Sunday, August 28, 2005

V.S. Naipaul on why it's more important to have beliefs and ask small questions than have doubts and ask complex ones:
Naipaul has said he wrote the novel ''Half a Life'' (2001) only to fulfill a publisher's contract, and that ''Magic Seeds'' (2004) would be his last novel. (Over the years, he has often hinted at retirement, only to publish another book soon after.) Yet the fact that Naipaul has continued to write novels does not undercut his acute awareness of the form's limitations; indeed, it amplifies it. His is the lament of a writer who, through a life devoted to his craft, has discovered that the tools at his disposal are no longer adequate. ''If you write a novel alone you sit and you weave a little narrative. And it's O.K., but it's of no account,'' Naipaul said. ''If you're a romantic writer, you write novels about men and women falling in love, etc., give a little narrative here and there. But again, it's of no account.''

What is of account, in Naipaul's view, is the larger global political situation -- in particular, the clash between belief and unbelief in postcolonial societies. ''I became very interested in the Islamic question, and thought I would try to understand it from the roots, ask very simple questions and somehow make a narrative of that discovery,'' he said.

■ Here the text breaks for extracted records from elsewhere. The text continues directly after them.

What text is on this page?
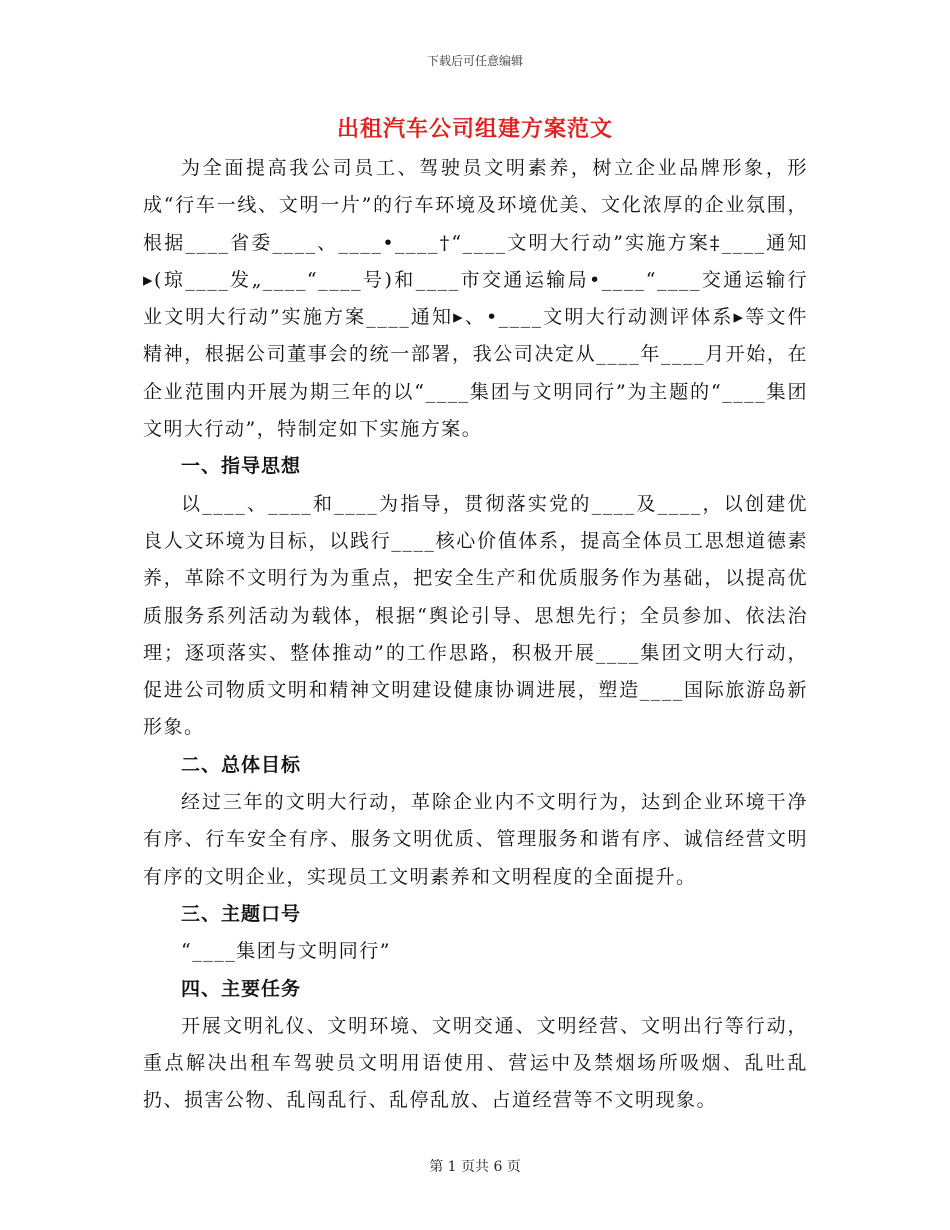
下载后可任意编辑
出租汽车公司组建方案范文

为全面提高我公司员工、驾驶员文明素养，树立企业品牌形象，形成“行车一线、文明一片”的行车环境及环境优美、文化浓厚的企业氛围，根据____省委____、____•____†“____文明大行动”实施方案‡____通知▸(琼____发„____“____号)和____市交通运输局•____“____交通运输行业文明大行动”实施方案____通知▸、•____文明大行动测评体系▸等文件精神，根据公司董事会的统一部署，我公司决定从____年____月开始，在企业范围内开展为期三年的以“____集团与文明同行”为主题的“____集团文明大行动”，特制定如下实施方案。

一、指导思想

以____、____和____为指导，贯彻落实党的____及____，以创建优良人文环境为目标，以践行____核心价值体系，提高全体员工思想道德素养，革除不文明行为为重点，把安全生产和优质服务作为基础，以提高优质服务系列活动为载体，根据“舆论引导、思想先行；全员参加、依法治理；逐项落实、整体推动”的工作思路，积极开展____集团文明大行动，促进公司物质文明和精神文明建设健康协调进展，塑造____国际旅游岛新形象。

二、总体目标

经过三年的文明大行动，革除企业内不文明行为，达到企业环境干净有序、行车安全有序、服务文明优质、管理服务和谐有序、诚信经营文明有序的文明企业，实现员工文明素养和文明程度的全面提升。

三、主题口号

“____集团与文明同行”

四、主要任务

开展文明礼仪、文明环境、文明交通、文明经营、文明出行等行动，重点解决出租车驾驶员文明用语使用、营运中及禁烟场所吸烟、乱吐乱扔、损害公物、乱闯乱行、乱停乱放、占道经营等不文明现象。

第 1 页共 6 页
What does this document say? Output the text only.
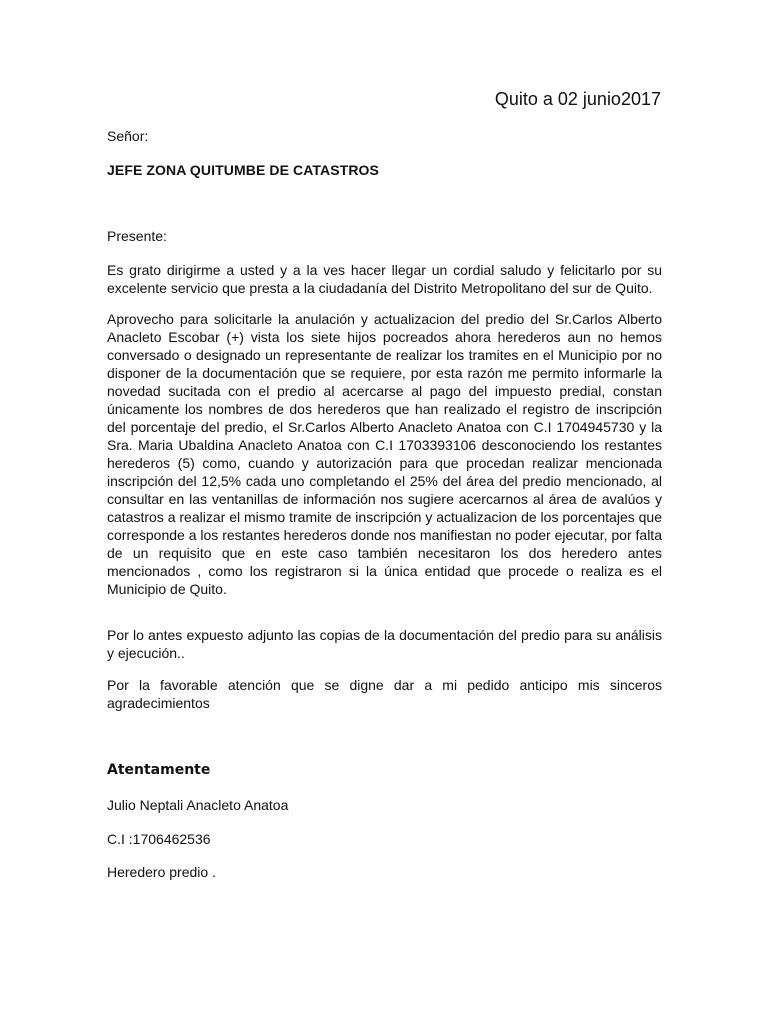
Quito a 02 junio2017
Señor:
JEFE ZONA QUITUMBE DE CATASTROS
Presente:

Es grato dirigirme a usted y a la ves hacer llegar un cordial saludo y felicitarlo por su excelente servicio que presta a la ciudadanía del Distrito Metropolitano del sur de Quito.

Aprovecho para solicitarle la anulación y actualizacion del predio del Sr.Carlos Alberto Anacleto Escobar (+) vista los siete hijos pocreados ahora herederos aun no hemos conversado o designado un representante de realizar los tramites en el Municipio por no disponer de la documentación que se requiere, por esta razón me permito informarle la novedad sucitada con el predio al acercarse al pago del impuesto predial, constan únicamente los nombres de dos herederos que han realizado el registro de inscripción del porcentaje del predio, el Sr.Carlos Alberto Anacleto Anatoa con C.I 1704945730 y la Sra. Maria Ubaldina Anacleto Anatoa con C.I 1703393106 desconociendo los restantes herederos (5) como, cuando y autorización para que procedan realizar mencionada inscripción del 12,5% cada uno completando el 25% del área del predio mencionado, al consultar en las ventanillas de información nos sugiere acercarnos al área de avalúos y catastros a realizar el mismo tramite de inscripción y actualizacion de los porcentajes que corresponde a los restantes herederos donde nos manifiestan no poder ejecutar, por falta de un requisito que en este caso también necesitaron los dos heredero antes mencionados , como los registraron si la única entidad que procede o realiza es el Municipio de Quito.

Por lo antes expuesto adjunto las copias de la documentación del predio para su análisis y ejecución..

Por la favorable atención que se digne dar a mi pedido anticipo mis sinceros agradecimientos

Atentamente
Julio Neptali Anacleto Anatoa
C.I :1706462536
Heredero predio .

To what extent, he wondered, had ''people who lock themselves away in belief . . . shut themselves away from the active busy world''? ''To what extent without knowing it'' were they ''parasitic on that world''? And why did they have ''no thinkers to point out to them where their thoughts and their passion had led them''? Far from simple, the questions brought a laserlike focus to a central paradox of today's situation: that some who have benefited from the blessings of the West now seek to destroy it.